Prepare me to be raped by gods of lust,

Display my limbs to men no one can trust,

Who pass their aching nights with open eyes.

Let slaves sing out the beauty of my thighs.

Let boys beat drums and ring out chiming bells

And touch my woman’s body where it swells,

Desiring to consume me with their lips

But let them know for gods alone my hips

And thighs are meant, for them alone.

So let men weep and make their fruitless moan!
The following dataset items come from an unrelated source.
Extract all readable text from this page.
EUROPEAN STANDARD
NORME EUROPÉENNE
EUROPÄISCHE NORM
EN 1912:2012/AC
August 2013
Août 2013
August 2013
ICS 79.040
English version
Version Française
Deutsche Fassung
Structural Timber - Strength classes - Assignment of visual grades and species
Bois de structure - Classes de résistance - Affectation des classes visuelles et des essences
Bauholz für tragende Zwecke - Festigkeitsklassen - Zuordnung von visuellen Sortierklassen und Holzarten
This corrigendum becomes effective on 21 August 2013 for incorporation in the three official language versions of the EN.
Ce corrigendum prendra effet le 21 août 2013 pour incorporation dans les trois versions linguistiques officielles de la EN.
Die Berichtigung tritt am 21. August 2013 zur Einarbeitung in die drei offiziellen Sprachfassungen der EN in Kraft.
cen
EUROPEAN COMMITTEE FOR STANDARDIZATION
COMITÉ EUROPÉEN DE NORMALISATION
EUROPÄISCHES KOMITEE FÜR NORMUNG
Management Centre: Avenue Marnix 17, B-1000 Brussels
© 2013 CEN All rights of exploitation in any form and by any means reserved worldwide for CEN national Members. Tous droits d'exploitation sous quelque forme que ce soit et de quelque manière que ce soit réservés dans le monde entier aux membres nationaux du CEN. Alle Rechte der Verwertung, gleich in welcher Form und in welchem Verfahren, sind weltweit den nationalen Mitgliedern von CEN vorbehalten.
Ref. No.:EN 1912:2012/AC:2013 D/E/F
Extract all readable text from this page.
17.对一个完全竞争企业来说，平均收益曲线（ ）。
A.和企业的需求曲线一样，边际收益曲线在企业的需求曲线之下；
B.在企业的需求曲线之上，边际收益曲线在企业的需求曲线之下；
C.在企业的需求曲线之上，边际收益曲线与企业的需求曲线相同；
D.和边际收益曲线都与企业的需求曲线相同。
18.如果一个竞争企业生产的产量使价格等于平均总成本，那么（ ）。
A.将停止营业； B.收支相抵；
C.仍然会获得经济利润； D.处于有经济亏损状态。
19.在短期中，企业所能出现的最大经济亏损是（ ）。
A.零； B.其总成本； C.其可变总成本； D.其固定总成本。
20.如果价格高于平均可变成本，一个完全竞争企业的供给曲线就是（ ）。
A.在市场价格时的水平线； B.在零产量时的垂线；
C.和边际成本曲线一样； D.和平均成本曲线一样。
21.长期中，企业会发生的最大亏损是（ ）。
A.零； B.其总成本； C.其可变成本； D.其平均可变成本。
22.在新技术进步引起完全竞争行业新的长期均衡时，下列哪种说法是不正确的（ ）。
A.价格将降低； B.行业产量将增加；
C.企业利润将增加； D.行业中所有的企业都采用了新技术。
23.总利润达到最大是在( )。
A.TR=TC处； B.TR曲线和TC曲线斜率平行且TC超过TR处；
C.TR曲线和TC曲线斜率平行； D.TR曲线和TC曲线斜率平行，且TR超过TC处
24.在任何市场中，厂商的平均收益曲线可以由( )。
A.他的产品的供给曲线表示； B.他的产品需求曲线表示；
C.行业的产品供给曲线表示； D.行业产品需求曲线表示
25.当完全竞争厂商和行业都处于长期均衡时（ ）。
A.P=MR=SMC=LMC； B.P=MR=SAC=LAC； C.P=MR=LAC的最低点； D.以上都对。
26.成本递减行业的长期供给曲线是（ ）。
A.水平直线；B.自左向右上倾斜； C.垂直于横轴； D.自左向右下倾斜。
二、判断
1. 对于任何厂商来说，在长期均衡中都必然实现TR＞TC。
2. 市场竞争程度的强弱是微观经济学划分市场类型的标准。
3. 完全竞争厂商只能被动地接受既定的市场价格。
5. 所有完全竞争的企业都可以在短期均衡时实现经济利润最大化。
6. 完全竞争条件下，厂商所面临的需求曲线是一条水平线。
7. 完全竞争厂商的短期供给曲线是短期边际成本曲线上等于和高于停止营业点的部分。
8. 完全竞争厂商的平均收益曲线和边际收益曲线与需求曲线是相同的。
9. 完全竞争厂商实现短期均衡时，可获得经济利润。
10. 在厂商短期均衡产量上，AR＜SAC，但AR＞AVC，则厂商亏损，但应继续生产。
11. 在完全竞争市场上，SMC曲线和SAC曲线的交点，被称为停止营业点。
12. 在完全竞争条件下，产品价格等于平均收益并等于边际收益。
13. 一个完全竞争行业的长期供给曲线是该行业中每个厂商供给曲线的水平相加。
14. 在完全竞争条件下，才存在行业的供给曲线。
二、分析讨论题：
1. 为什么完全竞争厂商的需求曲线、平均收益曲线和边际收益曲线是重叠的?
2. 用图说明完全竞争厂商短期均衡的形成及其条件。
They walked for a long stretch, carrying me on their shoulders, still singing. A good part of the way I had to lean back, because we were going uphill. Then they halted and stopped singing. The music was long gone. They uncovered my eyes and removed the bandages from the rest of my body. They lowered my feet to the ground on what appeared to be the final section of a steep, muddy road. Stars were blinking bright as if extremely close to my face, hurting my eyes with their brightness. The dusk that had been prolonged since the bull ran off with me had finally ended. The sun’s disc had been swallowed by the earth. Once again I closed my eyes, afraid that my stare might fix them immovably in place, but I had to open them again when the Amazons whispered to me to walk at their pace.

The air, full of cool dampness, was pleasant to my skin. It was night and I had no clothes on, but I wasn’t cold. The air smelled of greenery, as if thick vegetation were nearby. It wrapped me round with its strong smell. I was dressed in green air, my naked skin clad in airy greenness.